'Leo Varadkar said water meters were Fine Gael's “e-voting machines multiplied by 10”' - Micheál Martin
Published 10/05/2016 | 10:43
Micheál Martin has claimed that Leo Varadkar said the water meters were Fine Gael's “e-voting machines multiplied by 10”.
The Fianna Fail leader made the comments during an interview on RTE Radio 1's Sean O'Rourke this morning.
He said that Varadkar made the declaration during Government formation talks.
"The problem as I see it is that the [Irish Water] model was too excessive on families," Martin said earlier on the radio show.
However, Martin maintained that households who have not yet paid their water bills "should be pursued".
"People who haven't paid should pay, and people who haven't should be pursued."
"Any deputy in Dail should uphold parliamentary law. You might not like the law, but you still have to adhere to it."
Responding to Mr Martin's comments about him, Leo Varadkar said the Fianna Fáil leader "may not have the full picture" on Government talks.
“Micheál Martin was not present for any of the talks so he may not have a full picture of the discussions.”
“The point I was making was that €500 million worth of public money has been spent putting water meters into the ground. Metering is the most effective way to identify leaks and promote conservation by allowing people to monitor how much water they use.
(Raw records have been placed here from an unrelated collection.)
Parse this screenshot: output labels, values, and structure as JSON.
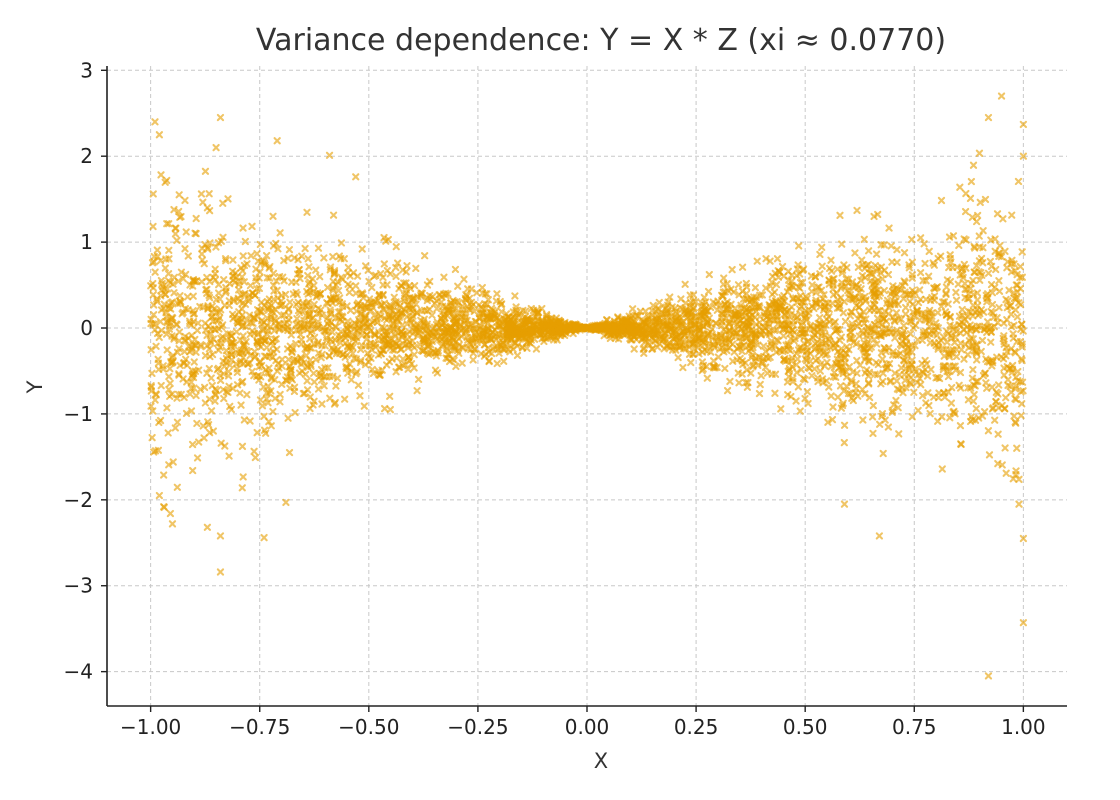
{
  "chart_data": {
    "type": "scatter",
    "title": "Variance dependence: Y = X * Z  (xi ≈ 0.0770)",
    "xlabel": "X",
    "ylabel": "Y",
    "xlim": [
      -1.1,
      1.1
    ],
    "ylim": [
      -4.4,
      3.05
    ],
    "grid": true,
    "marker": "x",
    "point_count": 4000,
    "point_color": "#E69F00",
    "point_opacity": 0.6,
    "x_ticks": [
      {
        "value": -1.0,
        "label": "−1.00"
      },
      {
        "value": -0.75,
        "label": "−0.75"
      },
      {
        "value": -0.5,
        "label": "−0.50"
      },
      {
        "value": -0.25,
        "label": "−0.25"
      },
      {
        "value": 0.0,
        "label": "0.00"
      },
      {
        "value": 0.25,
        "label": "0.25"
      },
      {
        "value": 0.5,
        "label": "0.50"
      },
      {
        "value": 0.75,
        "label": "0.75"
      },
      {
        "value": 1.0,
        "label": "1.00"
      }
    ],
    "y_ticks": [
      {
        "value": 3,
        "label": "3"
      },
      {
        "value": 2,
        "label": "2"
      },
      {
        "value": 1,
        "label": "1"
      },
      {
        "value": 0,
        "label": "0"
      },
      {
        "value": -1,
        "label": "−1"
      },
      {
        "value": -2,
        "label": "−2"
      },
      {
        "value": -3,
        "label": "−3"
      },
      {
        "value": -4,
        "label": "−4"
      }
    ],
    "notable_points": [
      {
        "x": -0.99,
        "y": 2.4
      },
      {
        "x": -0.98,
        "y": 2.25
      },
      {
        "x": -0.84,
        "y": 2.45
      },
      {
        "x": -0.85,
        "y": 2.1
      },
      {
        "x": -0.71,
        "y": 2.18
      },
      {
        "x": -0.59,
        "y": 2.01
      },
      {
        "x": -0.53,
        "y": 1.76
      },
      {
        "x": 0.92,
        "y": 2.45
      },
      {
        "x": 0.95,
        "y": 2.7
      },
      {
        "x": 1.0,
        "y": 2.37
      },
      {
        "x": 1.0,
        "y": 2.0
      },
      {
        "x": -0.97,
        "y": -2.08
      },
      {
        "x": -0.95,
        "y": -2.28
      },
      {
        "x": -0.87,
        "y": -2.32
      },
      {
        "x": -0.84,
        "y": -2.42
      },
      {
        "x": -0.84,
        "y": -2.84
      },
      {
        "x": -0.79,
        "y": -1.86
      },
      {
        "x": -0.74,
        "y": -2.44
      },
      {
        "x": -0.69,
        "y": -2.03
      },
      {
        "x": 0.59,
        "y": -2.05
      },
      {
        "x": 0.67,
        "y": -2.42
      },
      {
        "x": 0.92,
        "y": -4.05
      },
      {
        "x": 0.99,
        "y": -2.05
      },
      {
        "x": 1.0,
        "y": -2.45
      },
      {
        "x": 1.0,
        "y": -3.43
      },
      {
        "x": -0.98,
        "y": -1.95
      }
    ]
  }
}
I think it would be a real waste if they weren't used.'
Meanwhile, Martin said that he believed the public will give the new Government "a fair wind".
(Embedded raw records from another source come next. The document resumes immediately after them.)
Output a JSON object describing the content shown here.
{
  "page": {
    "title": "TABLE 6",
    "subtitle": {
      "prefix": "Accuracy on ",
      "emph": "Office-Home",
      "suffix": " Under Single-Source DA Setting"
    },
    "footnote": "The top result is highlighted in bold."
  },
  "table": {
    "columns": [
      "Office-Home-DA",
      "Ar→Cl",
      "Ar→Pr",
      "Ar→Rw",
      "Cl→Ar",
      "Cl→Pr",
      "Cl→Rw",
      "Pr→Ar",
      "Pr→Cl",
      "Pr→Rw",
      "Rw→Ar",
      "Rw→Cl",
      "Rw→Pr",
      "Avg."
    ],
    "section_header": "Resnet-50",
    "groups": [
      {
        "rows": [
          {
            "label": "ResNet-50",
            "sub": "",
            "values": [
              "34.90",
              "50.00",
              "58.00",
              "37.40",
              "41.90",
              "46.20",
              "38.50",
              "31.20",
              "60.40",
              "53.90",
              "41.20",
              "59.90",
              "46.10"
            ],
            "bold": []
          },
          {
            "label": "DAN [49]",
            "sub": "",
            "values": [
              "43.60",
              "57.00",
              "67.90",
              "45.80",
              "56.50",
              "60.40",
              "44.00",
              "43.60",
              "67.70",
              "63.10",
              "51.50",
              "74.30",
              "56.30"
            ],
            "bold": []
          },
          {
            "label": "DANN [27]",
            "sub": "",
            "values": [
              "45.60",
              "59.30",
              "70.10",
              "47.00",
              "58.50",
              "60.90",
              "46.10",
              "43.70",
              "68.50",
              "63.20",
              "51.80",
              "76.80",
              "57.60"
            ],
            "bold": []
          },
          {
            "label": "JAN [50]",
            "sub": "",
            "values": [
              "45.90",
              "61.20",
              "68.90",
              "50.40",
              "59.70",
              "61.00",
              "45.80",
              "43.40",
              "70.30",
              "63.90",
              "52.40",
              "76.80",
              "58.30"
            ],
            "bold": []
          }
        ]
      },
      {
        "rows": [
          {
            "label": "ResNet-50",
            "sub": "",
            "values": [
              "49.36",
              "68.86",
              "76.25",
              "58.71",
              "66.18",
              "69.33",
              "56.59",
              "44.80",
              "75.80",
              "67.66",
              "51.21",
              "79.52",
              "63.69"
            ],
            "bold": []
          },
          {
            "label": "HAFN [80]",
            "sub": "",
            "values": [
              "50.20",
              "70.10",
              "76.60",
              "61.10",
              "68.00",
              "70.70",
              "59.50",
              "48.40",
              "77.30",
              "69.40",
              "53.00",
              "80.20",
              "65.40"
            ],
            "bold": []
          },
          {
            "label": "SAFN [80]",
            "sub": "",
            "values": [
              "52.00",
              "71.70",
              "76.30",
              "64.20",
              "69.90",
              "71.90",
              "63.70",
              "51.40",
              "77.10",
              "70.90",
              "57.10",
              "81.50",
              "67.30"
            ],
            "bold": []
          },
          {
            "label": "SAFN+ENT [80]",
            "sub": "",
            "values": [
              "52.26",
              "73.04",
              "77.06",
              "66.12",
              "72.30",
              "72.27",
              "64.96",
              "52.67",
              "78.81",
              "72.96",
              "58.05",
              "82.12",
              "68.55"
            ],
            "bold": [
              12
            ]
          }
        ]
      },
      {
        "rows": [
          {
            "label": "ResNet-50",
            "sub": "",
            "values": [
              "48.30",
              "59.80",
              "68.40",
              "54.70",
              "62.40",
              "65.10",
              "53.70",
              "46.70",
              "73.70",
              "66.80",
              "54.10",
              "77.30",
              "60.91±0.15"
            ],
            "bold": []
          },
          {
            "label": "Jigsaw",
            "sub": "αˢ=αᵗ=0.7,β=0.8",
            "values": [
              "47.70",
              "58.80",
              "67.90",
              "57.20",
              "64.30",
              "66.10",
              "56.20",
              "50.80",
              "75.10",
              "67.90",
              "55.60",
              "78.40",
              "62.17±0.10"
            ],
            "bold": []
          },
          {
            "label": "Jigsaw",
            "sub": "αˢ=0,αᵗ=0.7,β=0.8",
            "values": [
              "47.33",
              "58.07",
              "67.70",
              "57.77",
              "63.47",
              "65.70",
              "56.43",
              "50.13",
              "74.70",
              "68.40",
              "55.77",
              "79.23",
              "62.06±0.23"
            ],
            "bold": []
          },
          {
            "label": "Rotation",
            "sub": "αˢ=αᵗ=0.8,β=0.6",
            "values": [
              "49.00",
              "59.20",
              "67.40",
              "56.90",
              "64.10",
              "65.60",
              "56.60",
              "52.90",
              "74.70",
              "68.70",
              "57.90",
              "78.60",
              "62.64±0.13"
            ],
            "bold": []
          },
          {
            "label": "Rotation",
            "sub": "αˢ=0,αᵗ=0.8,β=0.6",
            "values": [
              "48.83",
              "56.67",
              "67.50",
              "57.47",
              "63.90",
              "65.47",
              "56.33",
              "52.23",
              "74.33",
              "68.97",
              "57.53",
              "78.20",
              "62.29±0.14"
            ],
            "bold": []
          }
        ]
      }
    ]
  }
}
"Rather than whining about it we need to get down to action."
He said that the Government now "has a prospect of sustaining and tackling the bigger issues of housing and health" now that the "issue of Irish Water has been dealt with".
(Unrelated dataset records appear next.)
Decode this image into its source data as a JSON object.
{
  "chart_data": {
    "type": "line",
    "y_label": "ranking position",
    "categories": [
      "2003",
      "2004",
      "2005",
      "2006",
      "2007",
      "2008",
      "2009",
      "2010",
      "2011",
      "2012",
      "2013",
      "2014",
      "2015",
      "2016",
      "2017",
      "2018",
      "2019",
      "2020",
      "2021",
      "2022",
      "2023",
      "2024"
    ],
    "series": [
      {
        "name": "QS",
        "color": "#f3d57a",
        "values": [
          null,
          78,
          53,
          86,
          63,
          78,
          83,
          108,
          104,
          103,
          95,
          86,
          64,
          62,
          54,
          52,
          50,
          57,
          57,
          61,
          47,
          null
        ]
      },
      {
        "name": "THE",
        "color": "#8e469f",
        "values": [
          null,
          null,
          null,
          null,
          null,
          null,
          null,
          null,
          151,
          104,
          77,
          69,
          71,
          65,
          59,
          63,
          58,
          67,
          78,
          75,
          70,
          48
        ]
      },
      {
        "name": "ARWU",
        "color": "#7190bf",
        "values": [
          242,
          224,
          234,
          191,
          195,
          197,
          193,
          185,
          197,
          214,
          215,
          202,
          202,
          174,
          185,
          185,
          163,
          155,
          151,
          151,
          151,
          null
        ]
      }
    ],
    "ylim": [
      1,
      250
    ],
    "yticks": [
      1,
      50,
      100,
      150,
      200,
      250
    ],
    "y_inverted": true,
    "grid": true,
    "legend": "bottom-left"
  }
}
"Health and housing are among the defining issues facing the next Dail," said Martin.
"We will work to reduce waiting list times... waiting lists are unacceptable.
"I'm all for increasing the qualification threshold and management expertise that is made available to primary care and community care.
"Chronic illnesses like asthma and diabetes are going to be the main issues."
Mr Martin said that he is not approaching minority government with a view to “pulling the plug”.
But he warned that Fianna Fáil have a deal on issues such as health, education and public services.
“If there’s a breach of those agreements on a consistent basis it would trigger a review of the situation,” he said.
The Cork TD said the government would have to accept that it may lose Dáil votes on issues that will not bring down the arrangement.
“It’s worth going with this. The people have voted. We can go back and seek a mandate within weeks, I don’t think people want that. We have to play with the cards we’ve been dealt,” he said.
Asked about his plans for a frontbench reshuffle, Mr Martin said he was working on it this week and will appoint a new team shortly.
However, he said he has no intention of appointed deputy leader.